Interview with Kate Humble
Kate Humble shares her Naturalists Expert Advice
How did you become passionate about wildlife and sciences?
I grew up in a fairly rural part of the UK and – importantly – in an era when there was no home computers, social media, cable television. We had a garden, I lived next door to a farm and I spent a great deal of my childhood outside. Wild birds and animals were just part of the landscape I grew up in and played in. I took them entirely for granted. But when I was 19 I travelled to Africa. There I saw birds and animals that I had never seen before and the experience opened my eyes to the wonders of the natural world. Sometimes it takes the wondrous and unfamiliar to make you see the wonders on your own doorstep.
Science – my fascination for it – also came quite late. I didn’t enjoy science at school and studied arts subjects, but through my work as a researcher, producer and then presenter for television I have been lucky enough to meet truly inspiring scientists from all different disciplines. It sounds obvious, but communication is always key. Once I started meeting scientists who weren’t just leaders in their field, but were also passionate about sharing their knowledge to non-scientists like me, it became a subject matter that I wanted to make as accessible as possible.
Having travelled the world so extensively for work and holidays, have you noticed changes over the years that you think are caused by anthropogenic emissions and hence climate change?

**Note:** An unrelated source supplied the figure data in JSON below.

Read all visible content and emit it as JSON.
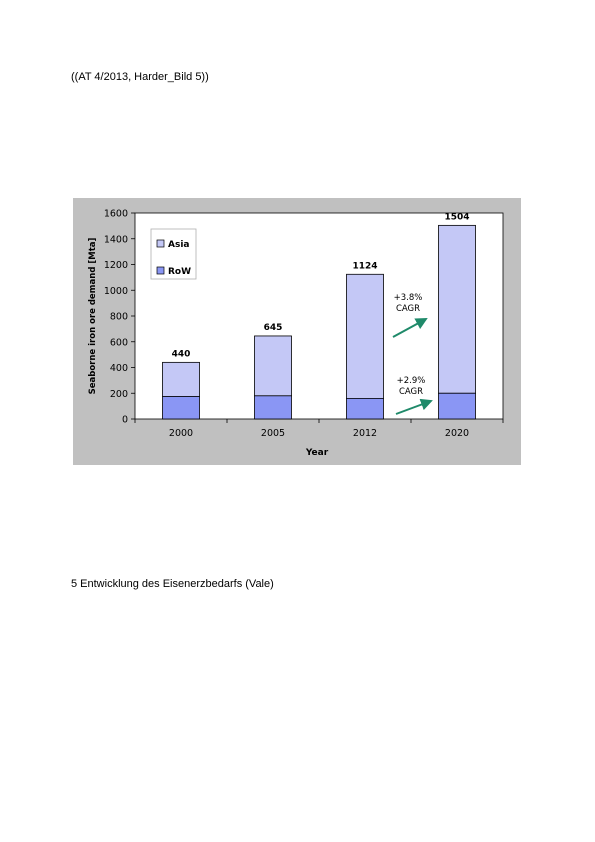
{
  "document": {
    "header": "((AT 4/2013, Harder_Bild 5))",
    "caption": "5 Entwicklung des Eisenerzbedarfs (Vale)"
  },
  "colors": {
    "asia": "#c4c8f6",
    "row": "#8a96f4",
    "arrow": "#1f8a6a",
    "panel": "#c0c0c0",
    "plot": "#ffffff"
  },
  "chart_data": {
    "type": "bar",
    "stacked": true,
    "categories": [
      "2000",
      "2005",
      "2012",
      "2020"
    ],
    "series": [
      {
        "name": "RoW",
        "values": [
          175,
          180,
          160,
          200
        ]
      },
      {
        "name": "Asia",
        "values": [
          265,
          465,
          964,
          1304
        ]
      }
    ],
    "totals": [
      "440",
      "645",
      "1124",
      "1504"
    ],
    "xlabel": "Year",
    "ylabel": "Seaborne iron ore demand [Mta]",
    "ylim": [
      0,
      1600
    ],
    "yticks": [
      "0",
      "200",
      "400",
      "600",
      "800",
      "1000",
      "1200",
      "1400",
      "1600"
    ],
    "legend": {
      "position": "top-left",
      "entries": [
        "Asia",
        "RoW"
      ]
    },
    "grid": false,
    "annotations": [
      {
        "text": [
          "+3.8%",
          "CAGR"
        ],
        "applies_to": "Asia"
      },
      {
        "text": [
          "+2.9%",
          "CAGR"
        ],
        "applies_to": "RoW"
      }
    ]
  }
}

Sadly I have. Climate change is real and its effects – many of which are devastating – are being seen all over the world and are impacting habitats and all the living things that depend on them. I have been several times to the Arctic and seen how the permafrost is melting, sink holes opening up, homes being destroyed, coastal erosion. Glaciers are receding at an alarming rate, animals like polar bear, caribou, migrating birds are all struggling to breed successfully, find enough food. In other parts of the worlds there has been an increase in forest fires and drought. Rivers and streams are drying up, crops failing. Other areas – including the UK – are seeing huge, damaging flood events which in turn can trigger deadly landslides. I dive and have seen the impact on warming ocean temperatures and acidification on coral reefs, which are dying. The signs are everywhere.

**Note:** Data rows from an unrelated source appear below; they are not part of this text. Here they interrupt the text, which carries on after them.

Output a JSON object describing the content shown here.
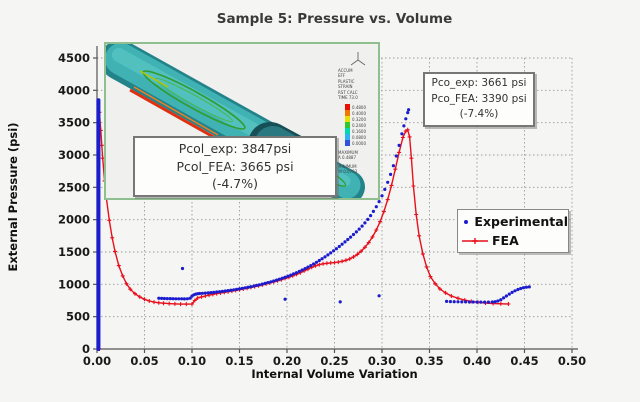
{
  "title": "Sample 5: Pressure vs. Volume",
  "axes": {
    "x": {
      "label": "Internal Volume Variation",
      "ticks": [
        0,
        0.05,
        0.1,
        0.15,
        0.2,
        0.25,
        0.3,
        0.35,
        0.4,
        0.45,
        0.5
      ],
      "tick_labels": [
        "0.00",
        "0.05",
        "0.10",
        "0.15",
        "0.20",
        "0.25",
        "0.30",
        "0.35",
        "0.40",
        "0.45",
        "0.50"
      ]
    },
    "y": {
      "label": "External Pressure (psi)",
      "ticks": [
        0,
        500,
        1000,
        1500,
        2000,
        2500,
        3000,
        3500,
        4000,
        4500
      ],
      "tick_labels": [
        "0",
        "500",
        "1000",
        "1500",
        "2000",
        "2500",
        "3000",
        "3500",
        "4000",
        "4500"
      ]
    }
  },
  "legend": {
    "items": [
      {
        "label": "Experimental",
        "marker": "dot",
        "color": "#1c1ccf"
      },
      {
        "label": "FEA",
        "marker": "line-cross",
        "color": "#e8101c"
      }
    ]
  },
  "annotations": {
    "pcol_text": "Pcol_exp:  3847psi\nPcol_FEA:  3665 psi\n(-4.7%)",
    "pco_text": "Pco_exp:  3661 psi\nPco_FEA: 3390 psi\n(-7.4%)"
  },
  "inset": {
    "colorbar_header": "ACCUM\nEFF\nPLASTIC\nSTRAIN\nRST CALC\nTIME 73.0",
    "colorbar_values": [
      "0.4800",
      "0.4000",
      "0.3200",
      "0.2400",
      "0.1600",
      "0.0800",
      "0.0000"
    ],
    "colorbar_colors": [
      "#e81000",
      "#f07800",
      "#e8e000",
      "#30c830",
      "#00d8b0",
      "#30b0f0",
      "#3050e0"
    ],
    "max_text": "MAXIMUM\nA 0.4887",
    "min_text": "MINIMUM\nW 0.0793"
  },
  "chart_data": {
    "type": "line",
    "title": "Sample 5: Pressure vs. Volume",
    "xlabel": "Internal Volume Variation",
    "ylabel": "External Pressure (psi)",
    "xlim": [
      0,
      0.5
    ],
    "ylim": [
      0,
      4500
    ],
    "grid": true,
    "legend_position": "right",
    "key_values": {
      "Pcol_exp_psi": 3847,
      "Pcol_FEA_psi": 3665,
      "Pcol_diff_pct": -4.7,
      "Pco_exp_psi": 3661,
      "Pco_FEA_psi": 3390,
      "Pco_diff_pct": -7.4
    },
    "series": [
      {
        "name": "FEA",
        "type": "line",
        "color": "#e8101c",
        "marker": "cross",
        "pts": [
          [
            0.0025,
            0
          ],
          [
            0.0025,
            3660
          ],
          [
            0.004,
            3380
          ],
          [
            0.005,
            3150
          ],
          [
            0.006,
            2950
          ],
          [
            0.008,
            2600
          ],
          [
            0.01,
            2320
          ],
          [
            0.013,
            1990
          ],
          [
            0.016,
            1720
          ],
          [
            0.019,
            1510
          ],
          [
            0.023,
            1290
          ],
          [
            0.027,
            1130
          ],
          [
            0.031,
            1010
          ],
          [
            0.035,
            925
          ],
          [
            0.04,
            855
          ],
          [
            0.045,
            805
          ],
          [
            0.05,
            768
          ],
          [
            0.055,
            742
          ],
          [
            0.06,
            726
          ],
          [
            0.065,
            715
          ],
          [
            0.07,
            708
          ],
          [
            0.076,
            702
          ],
          [
            0.082,
            698
          ],
          [
            0.088,
            695
          ],
          [
            0.094,
            694
          ],
          [
            0.1,
            696
          ],
          [
            0.103,
            750
          ],
          [
            0.106,
            788
          ],
          [
            0.11,
            806
          ],
          [
            0.114,
            820
          ],
          [
            0.118,
            833
          ],
          [
            0.122,
            845
          ],
          [
            0.126,
            856
          ],
          [
            0.13,
            866
          ],
          [
            0.134,
            876
          ],
          [
            0.138,
            886
          ],
          [
            0.142,
            896
          ],
          [
            0.146,
            906
          ],
          [
            0.15,
            917
          ],
          [
            0.154,
            928
          ],
          [
            0.158,
            940
          ],
          [
            0.162,
            952
          ],
          [
            0.166,
            965
          ],
          [
            0.17,
            978
          ],
          [
            0.174,
            992
          ],
          [
            0.178,
            1006
          ],
          [
            0.182,
            1021
          ],
          [
            0.186,
            1037
          ],
          [
            0.19,
            1054
          ],
          [
            0.194,
            1072
          ],
          [
            0.198,
            1091
          ],
          [
            0.202,
            1111
          ],
          [
            0.206,
            1132
          ],
          [
            0.21,
            1155
          ],
          [
            0.214,
            1180
          ],
          [
            0.218,
            1207
          ],
          [
            0.222,
            1236
          ],
          [
            0.226,
            1263
          ],
          [
            0.23,
            1287
          ],
          [
            0.234,
            1305
          ],
          [
            0.238,
            1318
          ],
          [
            0.242,
            1326
          ],
          [
            0.246,
            1331
          ],
          [
            0.25,
            1336
          ],
          [
            0.254,
            1344
          ],
          [
            0.258,
            1356
          ],
          [
            0.262,
            1372
          ],
          [
            0.266,
            1394
          ],
          [
            0.27,
            1424
          ],
          [
            0.274,
            1463
          ],
          [
            0.278,
            1512
          ],
          [
            0.282,
            1572
          ],
          [
            0.286,
            1645
          ],
          [
            0.29,
            1733
          ],
          [
            0.294,
            1840
          ],
          [
            0.298,
            1970
          ],
          [
            0.302,
            2125
          ],
          [
            0.306,
            2310
          ],
          [
            0.31,
            2530
          ],
          [
            0.314,
            2780
          ],
          [
            0.318,
            3040
          ],
          [
            0.322,
            3270
          ],
          [
            0.325,
            3370
          ],
          [
            0.327,
            3390
          ],
          [
            0.329,
            3280
          ],
          [
            0.331,
            2950
          ],
          [
            0.333,
            2520
          ],
          [
            0.336,
            2080
          ],
          [
            0.339,
            1750
          ],
          [
            0.343,
            1470
          ],
          [
            0.347,
            1270
          ],
          [
            0.351,
            1120
          ],
          [
            0.356,
            1010
          ],
          [
            0.361,
            930
          ],
          [
            0.367,
            868
          ],
          [
            0.373,
            820
          ],
          [
            0.38,
            784
          ],
          [
            0.387,
            756
          ],
          [
            0.394,
            736
          ],
          [
            0.401,
            722
          ],
          [
            0.409,
            712
          ],
          [
            0.417,
            704
          ],
          [
            0.425,
            699
          ],
          [
            0.433,
            696
          ]
        ]
      },
      {
        "name": "Experimental",
        "type": "scatter",
        "color": "#1c1ccf",
        "segments": [
          {
            "type": "vline",
            "x": 0.0015,
            "y0": 0,
            "y1": 3847
          },
          {
            "type": "points",
            "name": "pre-collapse",
            "pts": [
              [
                0.065,
                786
              ],
              [
                0.068,
                783
              ],
              [
                0.071,
                781
              ],
              [
                0.074,
                780
              ],
              [
                0.077,
                779
              ],
              [
                0.08,
                778
              ],
              [
                0.083,
                777
              ],
              [
                0.086,
                776
              ],
              [
                0.089,
                776
              ],
              [
                0.092,
                775
              ],
              [
                0.095,
                776
              ],
              [
                0.098,
                786
              ],
              [
                0.1,
                818
              ],
              [
                0.102,
                838
              ],
              [
                0.104,
                849
              ],
              [
                0.106,
                855
              ],
              [
                0.108,
                859
              ],
              [
                0.111,
                862
              ],
              [
                0.114,
                865
              ],
              [
                0.117,
                868
              ],
              [
                0.12,
                872
              ],
              [
                0.123,
                876
              ],
              [
                0.126,
                881
              ],
              [
                0.129,
                886
              ],
              [
                0.132,
                891
              ],
              [
                0.135,
                897
              ],
              [
                0.138,
                903
              ],
              [
                0.141,
                909
              ],
              [
                0.144,
                916
              ],
              [
                0.147,
                923
              ],
              [
                0.15,
                930
              ],
              [
                0.153,
                938
              ],
              [
                0.156,
                946
              ],
              [
                0.159,
                955
              ],
              [
                0.162,
                964
              ],
              [
                0.165,
                973
              ],
              [
                0.168,
                983
              ],
              [
                0.171,
                993
              ],
              [
                0.174,
                1004
              ],
              [
                0.177,
                1015
              ],
              [
                0.18,
                1027
              ],
              [
                0.183,
                1039
              ],
              [
                0.186,
                1052
              ],
              [
                0.189,
                1066
              ],
              [
                0.192,
                1080
              ],
              [
                0.195,
                1095
              ],
              [
                0.198,
                1110
              ],
              [
                0.201,
                1126
              ],
              [
                0.204,
                1143
              ],
              [
                0.207,
                1161
              ],
              [
                0.21,
                1180
              ],
              [
                0.213,
                1200
              ],
              [
                0.216,
                1221
              ],
              [
                0.219,
                1243
              ],
              [
                0.222,
                1266
              ],
              [
                0.225,
                1290
              ],
              [
                0.228,
                1315
              ],
              [
                0.231,
                1341
              ],
              [
                0.234,
                1368
              ],
              [
                0.237,
                1396
              ],
              [
                0.24,
                1425
              ],
              [
                0.243,
                1455
              ],
              [
                0.246,
                1486
              ],
              [
                0.249,
                1518
              ],
              [
                0.252,
                1551
              ],
              [
                0.255,
                1585
              ],
              [
                0.258,
                1620
              ],
              [
                0.261,
                1656
              ],
              [
                0.264,
                1693
              ],
              [
                0.267,
                1731
              ],
              [
                0.27,
                1770
              ],
              [
                0.273,
                1811
              ],
              [
                0.276,
                1854
              ],
              [
                0.279,
                1900
              ],
              [
                0.282,
                1950
              ],
              [
                0.285,
                2004
              ],
              [
                0.288,
                2063
              ],
              [
                0.291,
                2128
              ],
              [
                0.294,
                2200
              ],
              [
                0.297,
                2280
              ],
              [
                0.3,
                2369
              ],
              [
                0.303,
                2468
              ],
              [
                0.306,
                2578
              ],
              [
                0.309,
                2700
              ],
              [
                0.312,
                2835
              ],
              [
                0.315,
                2984
              ],
              [
                0.318,
                3148
              ],
              [
                0.321,
                3328
              ],
              [
                0.323,
                3450
              ],
              [
                0.325,
                3560
              ],
              [
                0.327,
                3655
              ],
              [
                0.328,
                3700
              ]
            ]
          },
          {
            "type": "points",
            "name": "post-collapse",
            "pts": [
              [
                0.368,
                736
              ],
              [
                0.372,
                733
              ],
              [
                0.376,
                731
              ],
              [
                0.38,
                730
              ],
              [
                0.384,
                729
              ],
              [
                0.388,
                728
              ],
              [
                0.392,
                727
              ],
              [
                0.396,
                727
              ],
              [
                0.4,
                726
              ],
              [
                0.404,
                726
              ],
              [
                0.408,
                726
              ],
              [
                0.412,
                726
              ],
              [
                0.416,
                727
              ],
              [
                0.419,
                731
              ],
              [
                0.422,
                742
              ],
              [
                0.425,
                762
              ],
              [
                0.428,
                790
              ],
              [
                0.431,
                820
              ],
              [
                0.434,
                849
              ],
              [
                0.437,
                876
              ],
              [
                0.44,
                900
              ],
              [
                0.443,
                920
              ],
              [
                0.446,
                936
              ],
              [
                0.449,
                948
              ],
              [
                0.452,
                956
              ],
              [
                0.455,
                961
              ]
            ]
          },
          {
            "type": "points",
            "name": "outliers",
            "pts": [
              [
                0.09,
                1245
              ],
              [
                0.198,
                770
              ],
              [
                0.256,
                728
              ],
              [
                0.297,
                822
              ]
            ]
          }
        ]
      }
    ]
  }
}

What are some of the biggest challenges you face as President of the Wildfowl and Wetlands Trust in conserving and protecting the environment?
The biggest challenges facing anyone working in conservation – and it doesn’t matter what area it is – is a human unwillingness to make the fundamental changes necessary to halt the one over-riding thing that effects all life on earth and that is climate change. Conservationists can only do so much – they can protect small areas of habitat as reserves, undertake captive breeding programmes, monitoring, education, but ultimately small, individual projects can only do so much – they are temporary sticking plasters. We need to look at the world as a whole. Our planet, as far as we know, is unique. It supports life because of the variety of ecosystems that exist on earth, but each one is connected: damage the oceans, you damage the forests. Burn the forests, you effect temperate zones and so on. The conservation of our planet needs to be dealt with on a global scale and we humans need to make tough sweeping changes to the lives we’ve become accustomed to if we want our world and the life it supports – including our own – to have a future.
What are some of the measures – local, regional, global – that you find admirable and think have a positive impact?
The Climate Strikes started by the young Swedish campaigner Greta Thurnburg and the Extinction Rebellion movement are a great example of local initiatives that have had global reach. They have engaged ordinary people of all ages with the subject of climate change and put it on the political and global agenda in a way it has never been done before. David Attenborough’s series Planet Earth brought into sharp focus the desperate need to reduce plastic waste and people are definitely more conscious of that now, but change is slow. Rwanda banned all plastic bags a decade ago and that has made a huge difference. Why every other country doesn’t do the same is a mystery. One brilliant initiative I came across was started in Holland and has now spread worldwide is the concept of Repair Cafes. In many ‘developed’ societies, we have lost the culture of fixing things when they break. Often it is cheaper and easier to throw them away and buy a new one. And manufacturers of good – particularly electronic goods – will actually design products to break after a guarantee has run out and make them very difficult for someone to repair so that they can sell more. But this is unsustainable, wasteful and hugely damaging to the environment. Repair Cafes are usually set up once or twice a month in community spaces and volunteers will help people fix their broken goods – coffee machines, clothes, bicycles – anything you can think of. It is a brilliant was of reducing waste and bringing communities together.
Are you optimistic or pessimistic about the future? Why/why not?
I’m both! I feel ashamed of my generation – we had the knowledge, the scientific evidence was all there that our activities were damaging the planet – and yet we ignored it. But there is a groundswell, an urgency that I don’t think I’ve witnessed before. People – particularly the younger generation – are realising that we have an enormous shared responsibility to protect our planet for the benefit of all the life it supports. It is going to take brave political decisions, we are going to have to adapt, change the way we live, produce food, travel, use the earth’s resources. It is a huge challenge and a huge task, but I think – I hope – we will join forces and meet that challenge.